Does Corporate Governance Support Tax Avoidance Practice in Indonesia?
Abstract
Tax avoidance is an action taken by company management so that corporate tax payments are smaller than they should be. The practice of tax avoidance often occurs in companies in Indonesia related to the tax rate for business entities which is considered too high. This study was conducted to establish if the factors of corporate governance, sales growth and leverage have an impact on the practice of tax avoidance. Corporate governance in this study is divided into five, namely independent board of commissioners, institutional ownership, managerial ownership, audit committee, and audit quality. The sample in this study is mining companies listed on the Indonesia Stock Exchange. The method used to take the sample was purposive sampling. This study used multiple linear regression. The results showed that independent board of commissioners, institutional ownership, audit quality, sales growth, and leverage had no effect on tax avoidance, whereas managerial ownership and audit committee had a positive effect on tax avoidance.

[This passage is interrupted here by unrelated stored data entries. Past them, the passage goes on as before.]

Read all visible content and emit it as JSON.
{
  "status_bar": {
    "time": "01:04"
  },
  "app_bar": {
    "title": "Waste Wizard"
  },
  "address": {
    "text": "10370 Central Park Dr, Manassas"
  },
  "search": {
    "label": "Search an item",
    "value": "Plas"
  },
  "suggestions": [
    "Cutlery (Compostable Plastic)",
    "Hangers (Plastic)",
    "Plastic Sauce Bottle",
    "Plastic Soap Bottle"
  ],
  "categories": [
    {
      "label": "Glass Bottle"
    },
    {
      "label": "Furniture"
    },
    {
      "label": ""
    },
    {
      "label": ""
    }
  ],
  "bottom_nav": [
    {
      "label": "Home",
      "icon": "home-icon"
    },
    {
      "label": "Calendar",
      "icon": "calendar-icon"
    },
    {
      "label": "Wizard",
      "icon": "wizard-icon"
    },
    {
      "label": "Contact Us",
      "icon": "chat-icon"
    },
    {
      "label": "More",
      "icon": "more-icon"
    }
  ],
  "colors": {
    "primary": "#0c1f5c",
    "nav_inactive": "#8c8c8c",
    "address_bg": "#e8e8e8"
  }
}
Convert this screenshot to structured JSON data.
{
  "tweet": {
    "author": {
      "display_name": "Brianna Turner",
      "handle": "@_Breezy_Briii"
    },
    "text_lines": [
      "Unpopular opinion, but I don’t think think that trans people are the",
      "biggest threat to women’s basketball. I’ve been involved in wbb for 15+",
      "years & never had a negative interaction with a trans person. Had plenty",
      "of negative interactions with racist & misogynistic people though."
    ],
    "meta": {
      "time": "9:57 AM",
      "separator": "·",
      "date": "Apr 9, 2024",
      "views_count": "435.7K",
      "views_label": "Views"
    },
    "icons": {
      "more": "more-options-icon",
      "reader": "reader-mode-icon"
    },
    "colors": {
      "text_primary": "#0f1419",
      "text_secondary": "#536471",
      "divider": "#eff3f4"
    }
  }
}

This shows the impasse of corporate governance in preventing tax avoidance and even the audit committee actually encourages tax avoidance. The implication of this research is that it is very important to have strict supervision of mining companies in Indonesia in respect of tax avoidance practices by relevant agencies such as the tax office so that it has an impact on the need for technical skills for tax officers to detect tax evasion by companies.